Бунт вспыхнул раньше, чем ожидал Ипполит Евстигнеевич. Соседи по дому укладывали пожитки, готовясь к эвакуации, и Светлана тоже сложила свои книги, ноты и одежду.
— Ты куда это, дочка, собралась? — спросил Опанасенко, возвратись с работы и заметив эти приготовления.
— Туда, куда и все. Не оставаться же мне одной, весь мой класс уезжает, а я все-таки пионервожатая.
Светлана знала, что намерения у отца иные, и сказала это твердо, с вызовом, предвидя наперед, что ей предстоит борьба.
— То есть как это одна? Ты с семьей останешься.
— Мама тоже едет, — упрямо ответила Светлана. Вот этого Опанасенко не ожидал!
— А меня кто-нибудь спросил? Да я кто? Не хозяин в доме, что ли? Не глава семьи?
— Видишь ли, папа, у каждого человека две семьи… Одна — это родные… а другая — коллектив.
Опанасенко насупился, — вот и разговаривай при детях, он сам рассказывал о выступлении начальника цеха и дважды повторил понравившуюся ему фразу о двух семьях, И вот тебе раз, его словами его же и бьют.
— А тебе какая семья дороже?
— Которая учит лучшему, — наставительным тоном ответила Светлана.
«Ну и детки пошли!» — горестно думал Опанасенко, грузно опускаясь на стул. А он еще и подсмеивался над Сашкиной матерью, что с сыном справиться не может. И, глядя на дочь исподлобья, как смотрел в цехе на провинившегося сталевара, спросил:
— Так, выходит, тебя отец с матерью дурному выучили?
— Нет, дурному ничему не учили, — замялась Светлана, почувствовав, что пересолила, и тут же, не выдержав, повысила тон: — А чему хорошему выучили? Только и слышишь: «Я — глава семьи», «Я — хозяин», — и правда, вы такой вот хозяин, как когда-то бывали. Мама у вас вроде…

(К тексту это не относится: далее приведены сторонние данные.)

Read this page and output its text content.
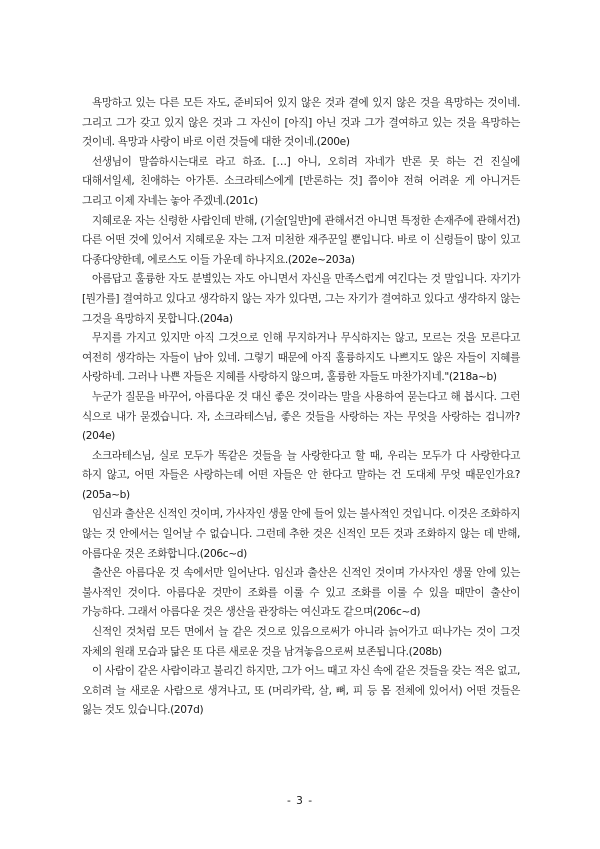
욕망하고 있는 다른 모든 자도, 준비되어 있지 않은 것과 곁에 있지 않은 것을 욕망하는 것이네. 그리고 그가 갖고 있지 않은 것과 그 자신이 [아직] 아닌 것과 그가 결여하고 있는 것을 욕망하는 것이네. 욕망과 사랑이 바로 이런 것들에 대한 것이네.(200e)

선생님이 말씀하시는대로 라고 하죠. […] 아니, 오히려 자네가 반론 못 하는 건 진실에 대해서일세, 친애하는 아가톤. 소크라테스에게 [반론하는 것] 쯤이야 전혀 어려운 게 아니거든 그리고 이제 자네는 놓아 주겠네.(201c)

지혜로운 자는 신령한 사람인데 반해, (기술[일반]에 관해서건 아니면 특정한 손재주에 관해서건) 다른 어떤 것에 있어서 지혜로운 자는 그저 미천한 재주꾼일 뿐입니다. 바로 이 신령들이 많이 있고 다종다양한데, 에로스도 이들 가운데 하나지요.(202e~203a)

아름답고 훌륭한 자도 분별있는 자도 아니면서 자신을 만족스럽게 여긴다는 것 말입니다. 자기가 [뭔가를] 결여하고 있다고 생각하지 않는 자가 있다면, 그는 자기가 결여하고 있다고 생각하지 않는 그것을 욕망하지 못합니다.(204a)

무지를 가지고 있지만 아직 그것으로 인해 무지하거나 무식하지는 않고, 모르는 것을 모른다고 여전히 생각하는 자들이 남아 있네. 그렇기 때문에 아직 훌륭하지도 나쁘지도 않은 자들이 지혜를 사랑하네. 그러나 나쁜 자들은 지혜를 사랑하지 않으며, 훌륭한 자들도 마찬가지네."(218a~b)

누군가 질문을 바꾸어, 아름다운 것 대신 좋은 것이라는 말을 사용하여 묻는다고 해 봅시다. 그런 식으로 내가 묻겠습니다. 자, 소크라테스님, 좋은 것들을 사랑하는 자는 무엇을 사랑하는 겁니까?(204e)

소크라테스님, 실로 모두가 똑같은 것들을 늘 사랑한다고 할 때, 우리는 모두가 다 사랑한다고 하지 않고, 어떤 자들은 사랑하는데 어떤 자들은 안 한다고 말하는 건 도대체 무엇 때문인가요?(205a~b)

임신과 출산은 신적인 것이며, 가사자인 생물 안에 들어 있는 불사적인 것입니다. 이것은 조화하지 않는 것 안에서는 일어날 수 없습니다. 그런데 추한 것은 신적인 모든 것과 조화하지 않는 데 반해, 아름다운 것은 조화합니다.(206c~d)

출산은 아름다운 것 속에서만 일어난다. 임신과 출산은 신적인 것이며 가사자인 생물 안에 있는 불사적인 것이다. 아름다운 것만이 조화를 이룰 수 있고 조화를 이룰 수 있을 때만이 출산이 가능하다. 그래서 아름다운 것은 생산을 관장하는 여신과도 같으며(206c~d)

신적인 것처럼 모든 면에서 늘 같은 것으로 있음으로써가 아니라 늙어가고 떠나가는 것이 그것 자체의 원래 모습과 닮은 또 다른 새로운 것을 남겨놓음으로써 보존됩니다.(208b)

이 사람이 같은 사람이라고 불리긴 하지만, 그가 어느 때고 자신 속에 같은 것들을 갖는 적은 없고, 오히려 늘 새로운 사람으로 생겨나고, 또 (머리카락, 살, 뼈, 피 등 몸 전체에 있어서) 어떤 것들은 잃는 것도 있습니다.(207d)

- 3 -
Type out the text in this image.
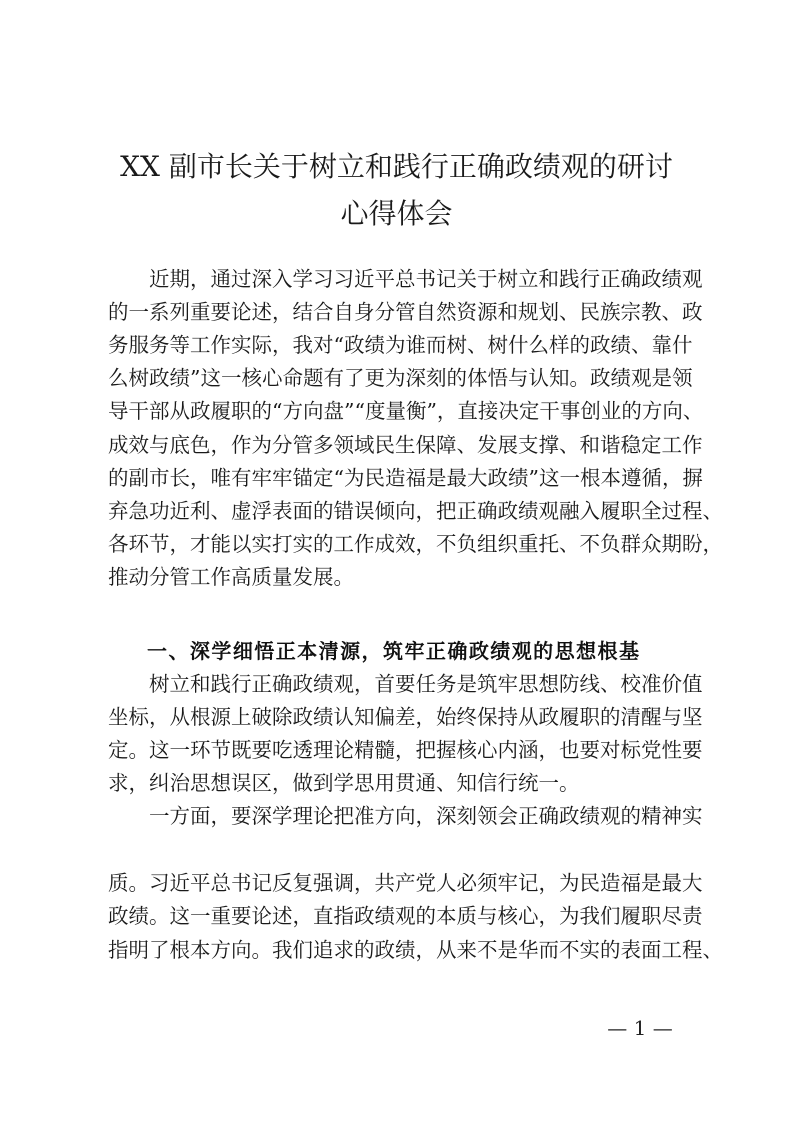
XX 副市长关于树立和践行正确政绩观的研讨
心得体会
近期，通过深入学习习近平总书记关于树立和践行正确政绩观
的一系列重要论述，结合自身分管自然资源和规划、民族宗教、政
务服务等工作实际，我对“政绩为谁而树、树什么样的政绩、靠什
么树政绩”这一核心命题有了更为深刻的体悟与认知。政绩观是领
导干部从政履职的“方向盘”“度量衡”，直接决定干事创业的方向、
成效与底色，作为分管多领域民生保障、发展支撑、和谐稳定工作
的副市长，唯有牢牢锚定“为民造福是最大政绩”这一根本遵循，摒
弃急功近利、虚浮表面的错误倾向，把正确政绩观融入履职全过程、
各环节，才能以实打实的工作成效，不负组织重托、不负群众期盼，
推动分管工作高质量发展。
一、深学细悟正本清源，筑牢正确政绩观的思想根基
树立和践行正确政绩观，首要任务是筑牢思想防线、校准价值
坐标，从根源上破除政绩认知偏差，始终保持从政履职的清醒与坚
定。这一环节既要吃透理论精髓，把握核心内涵，也要对标党性要
求，纠治思想误区，做到学思用贯通、知信行统一。
一方面，要深学理论把准方向，深刻领会正确政绩观的精神实
质。习近平总书记反复强调，共产党人必须牢记，为民造福是最大
政绩。这一重要论述，直指政绩观的本质与核心，为我们履职尽责
指明了根本方向。我们追求的政绩，从来不是华而不实的表面工程、
— 1 —
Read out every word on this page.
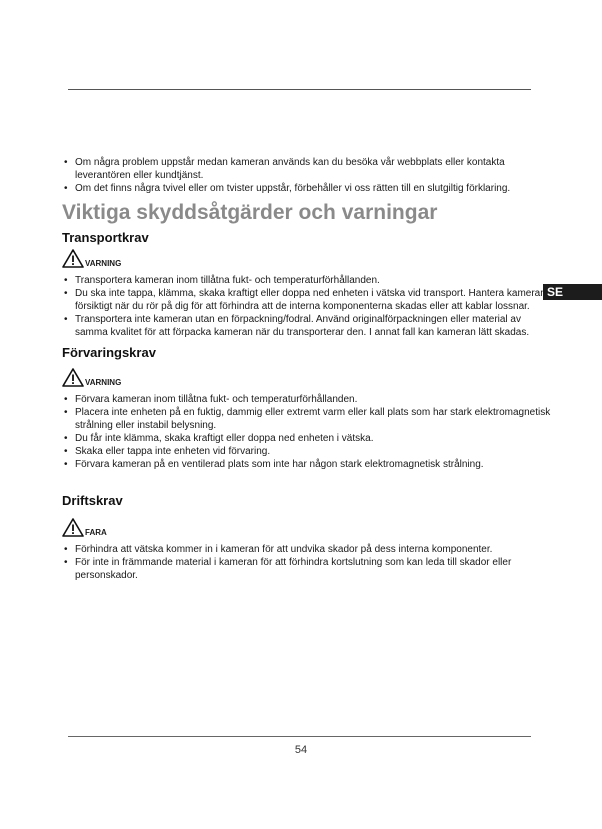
SE
• Om några problem uppstår medan kameran används kan du besöka vår webbplats eller kontakta leverantören eller kundtjänst.
• Om det finns några tvivel eller om tvister uppstår, förbehåller vi oss rätten till en slutgiltig förklaring.
Viktiga skyddsåtgärder och varningar
Transportkrav
VARNING
• Transportera kameran inom tillåtna fukt- och temperaturförhållanden.
• Du ska inte tappa, klämma, skaka kraftigt eller doppa ned enheten i vätska vid transport. Hantera kameran försiktigt när du rör på dig för att förhindra att de interna komponenterna skadas eller att kablar lossnar.
• Transportera inte kameran utan en förpackning/fodral. Använd originalförpackningen eller material av samma kvalitet för att förpacka kameran när du transporterar den. I annat fall kan kameran lätt skadas.
Förvaringskrav
VARNING
• Förvara kameran inom tillåtna fukt- och temperaturförhållanden.
• Placera inte enheten på en fuktig, dammig eller extremt varm eller kall plats som har stark elektromagnetisk strålning eller instabil belysning.
• Du får inte klämma, skaka kraftigt eller doppa ned enheten i vätska.
• Skaka eller tappa inte enheten vid förvaring.
• Förvara kameran på en ventilerad plats som inte har någon stark elektromagnetisk strålning.
Driftskrav
FARA
• Förhindra att vätska kommer in i kameran för att undvika skador på dess interna komponenter.
• För inte in främmande material i kameran för att förhindra kortslutning som kan leda till skador eller personskador.
54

Дальше Опанасенко не стал слушать.
— Прасковья! — закричал он, вскакивая со стула, и, спохватившись, поправился: — Прасковья Егоровна!
Жена сейчас же вошла, она была в соседней комнате и все слышала.
— Да что же это в доме творится? Ты что, уезжать собралась? — напустился на нее Опанасенко.
— Надо бы уезжать, Евстигнеич, все едут, боязно как-то оставаться.
— А потом приезжать куда? Приезжать-то куда, я спрашиваю? Ни кола ни двора не будет, опять сначала начинай. Всю жизнь горбом своим наживал, для вас же старался, а теперь сторожить оставайся! Да разве я сам уберегу? Хватит! Один дом в гражданскую войну сгорел, этот сгорит, третьего не будет!
Его внимательно слушали. У Прасковьи Егоровны собрались под глазами морщинки, вот-вот заплачет, но Светлана не сдавалась.
— И не нужно нам дома, на квартире жить будем. Опанасенко изменил тактику.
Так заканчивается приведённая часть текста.